Entre regalo y regalo aparecieron algunos jabones efervescentes y sales de baño. Y con esto llegó nuestra charla sobre lo idealizado que está el baño. Yo conté mi propio testimonio que ahora también comparto con vosotras:
Aunque parezca triste (o no tanto), solo me he bañado una vez. Y obviamente no he repetido porque la experiencia ha sido de todo menos glamourosa. Hay varias razones por las que no me gusta bañarme.
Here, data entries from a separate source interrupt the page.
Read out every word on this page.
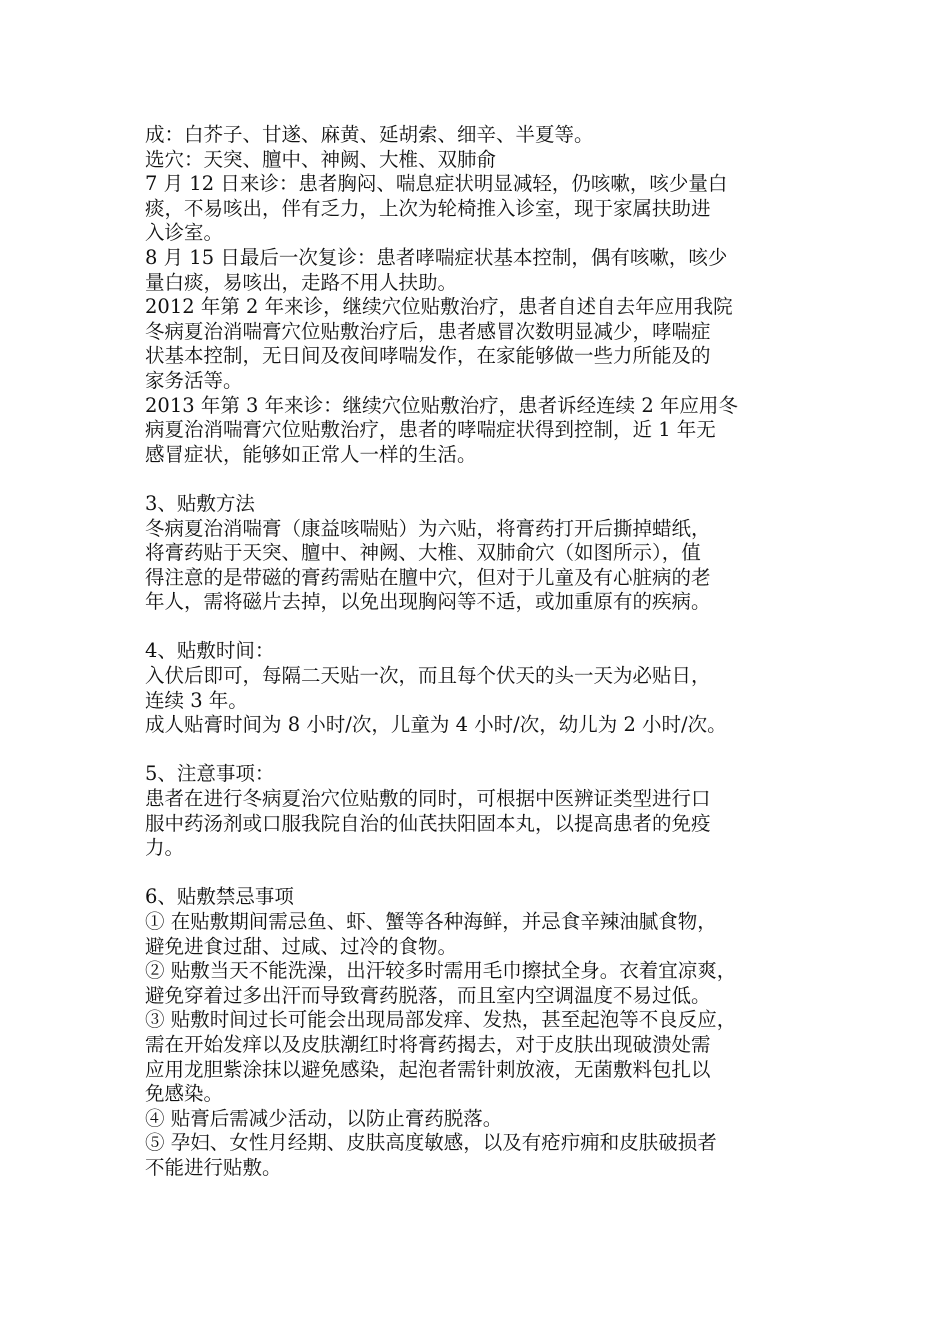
成：白芥子、甘遂、麻黄、延胡索、细辛、半夏等。
选穴：天突、膻中、神阙、大椎、双肺俞
7 月 12 日来诊：患者胸闷、喘息症状明显减轻，仍咳嗽，咳少量白
痰，不易咳出，伴有乏力，上次为轮椅推入诊室，现于家属扶助进
入诊室。
8 月 15 日最后一次复诊：患者哮喘症状基本控制，偶有咳嗽，咳少
量白痰，易咳出，走路不用人扶助。
2012 年第 2 年来诊，继续穴位贴敷治疗，患者自述自去年应用我院
冬病夏治消喘膏穴位贴敷治疗后，患者感冒次数明显减少，哮喘症
状基本控制，无日间及夜间哮喘发作，在家能够做一些力所能及的
家务活等。
2013 年第 3 年来诊：继续穴位贴敷治疗，患者诉经连续 2 年应用冬
病夏治消喘膏穴位贴敷治疗，患者的哮喘症状得到控制，近 1 年无
感冒症状，能够如正常人一样的生活。
3、贴敷方法
冬病夏治消喘膏（康益咳喘贴）为六贴，将膏药打开后撕掉蜡纸，
将膏药贴于天突、膻中、神阙、大椎、双肺俞穴（如图所示），值
得注意的是带磁的膏药需贴在膻中穴，但对于儿童及有心脏病的老
年人，需将磁片去掉，以免出现胸闷等不适，或加重原有的疾病。
4、贴敷时间：
入伏后即可，每隔二天贴一次，而且每个伏天的头一天为必贴日，
连续 3 年。
成人贴膏时间为 8 小时/次，儿童为 4 小时/次，幼儿为 2 小时/次。
5、注意事项：
患者在进行冬病夏治穴位贴敷的同时，可根据中医辨证类型进行口
服中药汤剂或口服我院自治的仙芪扶阳固本丸，以提高患者的免疫
力。
6、贴敷禁忌事项
① 在贴敷期间需忌鱼、虾、蟹等各种海鲜，并忌食辛辣油腻食物，
避免进食过甜、过咸、过冷的食物。
② 贴敷当天不能洗澡，出汗较多时需用毛巾擦拭全身。衣着宜凉爽，
避免穿着过多出汗而导致膏药脱落，而且室内空调温度不易过低。
③ 贴敷时间过长可能会出现局部发痒、发热，甚至起泡等不良反应，
需在开始发痒以及皮肤潮红时将膏药揭去，对于皮肤出现破溃处需
应用龙胆紫涂抹以避免感染，起泡者需针刺放液，无菌敷料包扎以
免感染。
④ 贴膏后需减少活动，以防止膏药脱落。
⑤ 孕妇、女性月经期、皮肤高度敏感，以及有疮疖痈和皮肤破损者
不能进行贴敷。
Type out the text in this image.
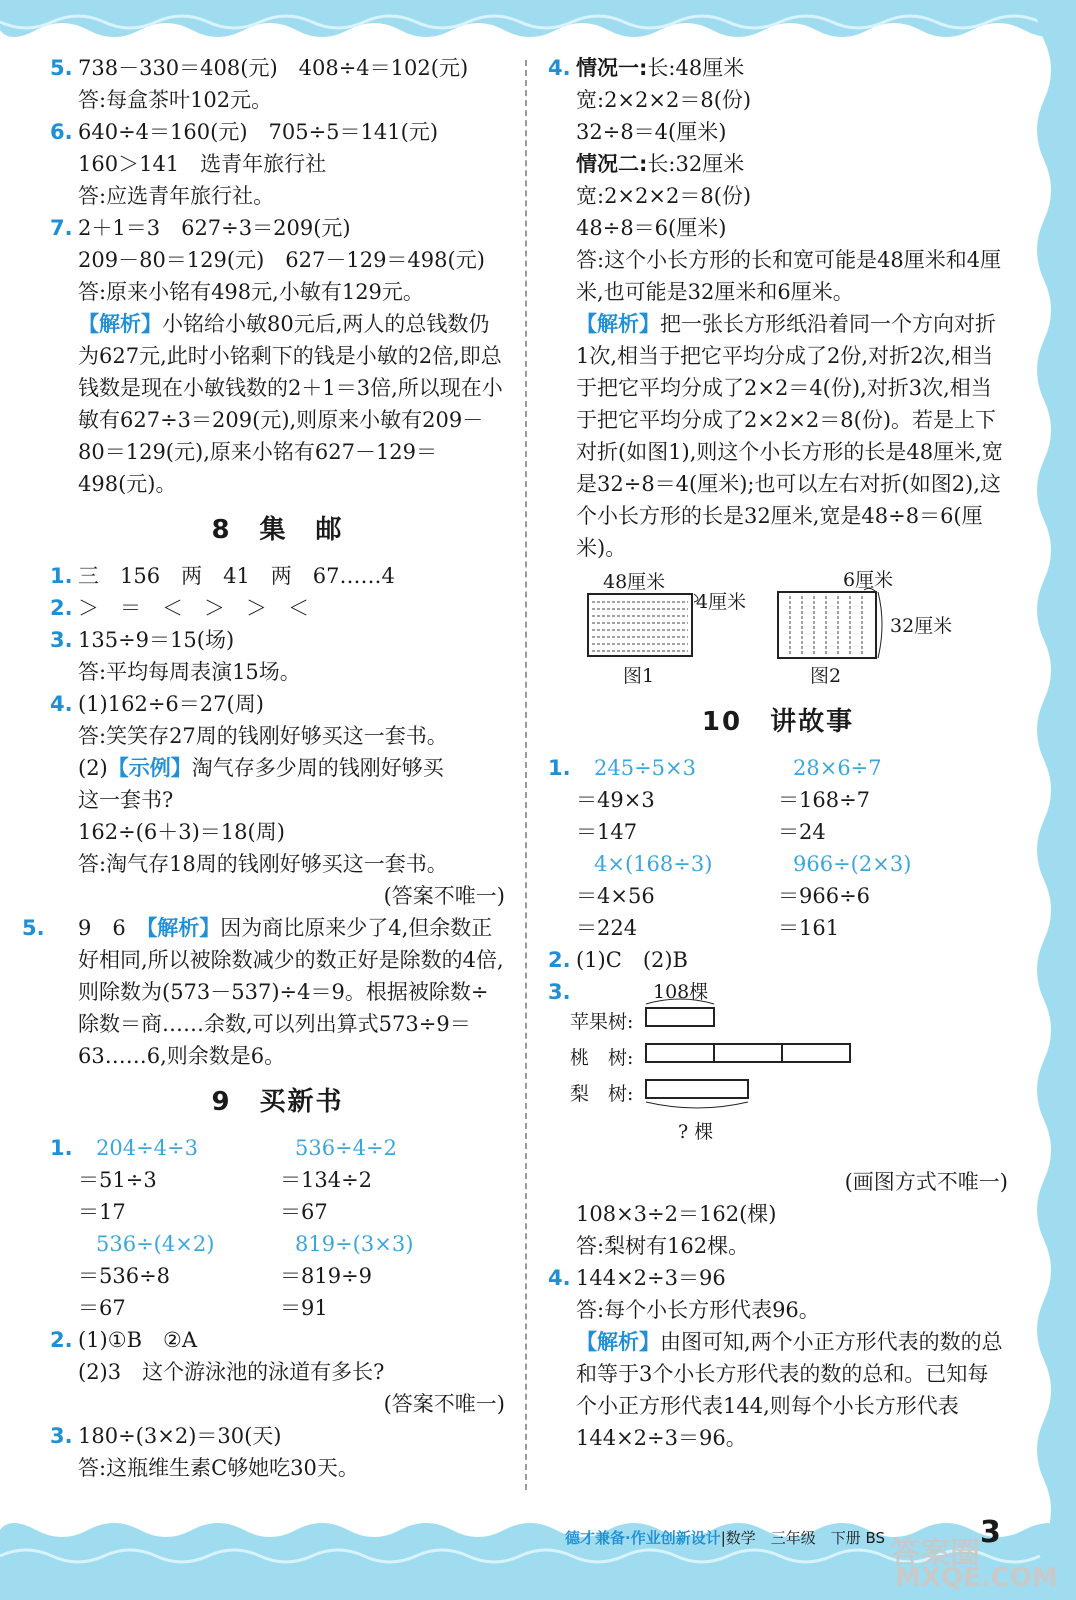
5. 738－330＝408(元)　408÷4＝102(元)
答:每盒茶叶102元。
6. 640÷4＝160(元)　705÷5＝141(元)
160＞141　选青年旅行社
答:应选青年旅行社。
7. 2＋1＝3　627÷3＝209(元)
209－80＝129(元)　627－129＝498(元)
答:原来小铭有498元,小敏有129元。
【解析】小铭给小敏80元后,两人的总钱数仍为627元,此时小铭剩下的钱是小敏的2倍,即总钱数是现在小敏钱数的2＋1＝3倍,所以现在小敏有627÷3＝209(元),则原来小敏有209－80＝129(元),原来小铭有627－129＝498(元)。
8　集　邮
1. 三　156　两　41　两　67……4
2. ＞　＝　＜　＞　＞　＜
3. 135÷9＝15(场)
答:平均每周表演15场。
4. (1)162÷6＝27(周)
答:笑笑存27周的钱刚好够买这一套书。
(2)【示例】淘气存多少周的钱刚好够买
这一套书?
162÷(6＋3)＝18(周)
答:淘气存18周的钱刚好够买这一套书。
(答案不唯一)
5. 9　6　【解析】因为商比原来少了4,但余数正好相同,所以被除数减少的数正好是除数的4倍,则除数为(573－537)÷4＝9。根据被除数÷除数＝商……余数,可以列出算式573÷9＝63……6,则余数是6。
9　买新书
1. 204÷4÷3	536÷4÷2
＝51÷3	＝134÷2
＝17	＝67
536÷(4×2)	819÷(3×3)
＝536÷8	＝819÷9
＝67	＝91
2. (1)①B　②A
(2)3　这个游泳池的泳道有多长?
(答案不唯一)
3. 180÷(3×2)＝30(天)
答:这瓶维生素C够她吃30天。
4. 情况一:长:48厘米
宽:2×2×2＝8(份)
32÷8＝4(厘米)
情况二:长:32厘米
宽:2×2×2＝8(份)
48÷8＝6(厘米)
答:这个小长方形的长和宽可能是48厘米和4厘米,也可能是32厘米和6厘米。
【解析】把一张长方形纸沿着同一个方向对折1次,相当于把它平均分成了2份,对折2次,相当于把它平均分成了2×2＝4(份),对折3次,相当于把它平均分成了2×2×2＝8(份)。若是上下对折(如图1),则这个小长方形的长是48厘米,宽是32÷8＝4(厘米);也可以左右对折(如图2),这个小长方形的长是32厘米,宽是48÷8＝6(厘米)。
48厘米
4厘米
图1
6厘米
32厘米
图2
10　讲故事
1. 245÷5×3	28×6÷7
＝49×3	＝168÷7
＝147	＝24
4×(168÷3)	966÷(2×3)
＝4×56	＝966÷6
＝224	＝161
2. (1)C　(2)B
3.	108棵
苹果树:
桃　树:
梨　树:
? 棵
(画图方式不唯一)
108×3÷2＝162(棵)
答:梨树有162棵。
4. 144×2÷3＝96
答:每个小长方形代表96。
【解析】由图可知,两个小正方形代表的数的总和等于3个小长方形代表的数的总和。已知每个小正方形代表144,则每个小长方形代表144×2÷3＝96。
德才兼备·作业创新设计|数学　三年级　下册 BS 答案圈
MXQE.COM
3
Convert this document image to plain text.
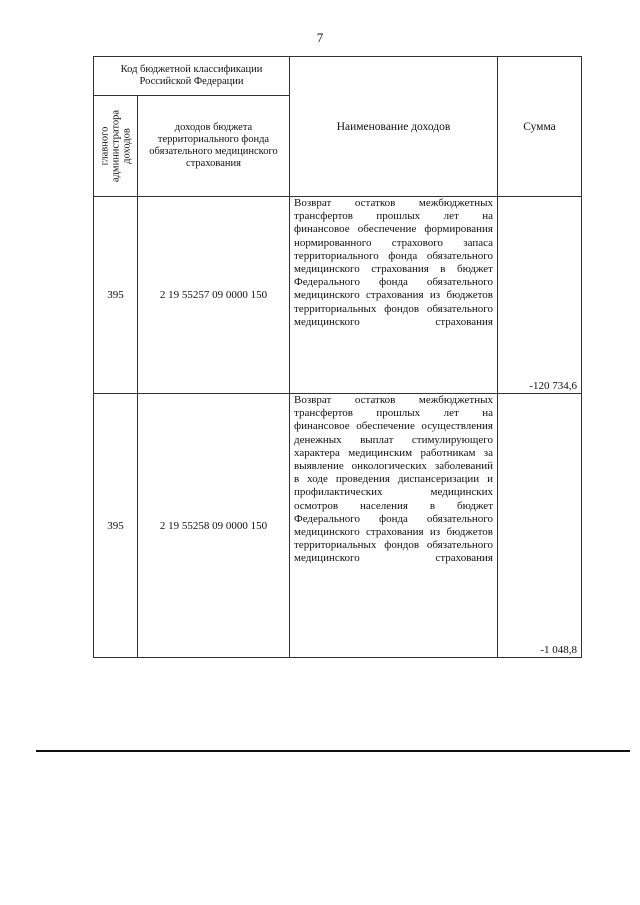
7
Код бюджетной классификации Российской Федерации		Наименование доходов	Сумма

главного администратора доходов	доходов бюджета территориального фонда обязательного медицинского страхования		
395	2 19 55257 09 0000 150	Возврат остатков межбюджетных трансфертов прошлых лет на финансовое обеспечение формирования нормированного страхового запаса территориального фонда обязательного медицинского страхования в бюджет Федерального фонда обязательного медицинского страхования из бюджетов территориальных фондов обязательного медицинского страхования	-120 734,6
395	2 19 55258 09 0000 150	Возврат остатков межбюджетных трансфертов прошлых лет на финансовое обеспечение осуществления денежных выплат стимулирующего характера медицинским работникам за выявление онкологических заболеваний в ходе проведения диспансеризации и профилактических медицинских осмотров населения в бюджет Федерального фонда обязательного медицинского страхования из бюджетов территориальных фондов обязательного медицинского страхования	-1 048,8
Calcular la temperatura exacta es una ciencia. O te congelas o te abrasas. Cuando crees que el agua está en su punto, entras y pegas el culo para no escurrirte mucho. Colocas la cabeza en una toalla como puedes y cierras los ojos. Ahí llega lo mejor. Te metes pensando que te vas a relajar y acabas de los nervios porque no puedes hacer nada. Piensas: este es tu momento, disfrútalo. A los dos minutos ya estás aburrida y empiezas a pensar qué puedes hacer. ¿Leo un libro? No, que se me moja. ¿Escucho música? No, que igual se me cae el auricular del walkman y me electrocuto. Está claro, no hay nada que hacer, solo relajarte. Ya... pero para cuando quieres darte cuenta, el agua ya se ha quedado helada, tus pezones están para cortar cristales y los dedos de los pies más arrugados que la cara de Fernández de la Vega (antes de estirarse, se entiende). Te sientes tan ridícula que con tu mejor cara de digna te agarras a todo lo que puedes para no resbalarte y coges la toalla. No sin antes salpicar todo y ponerlo como la piscina de un polideportivo.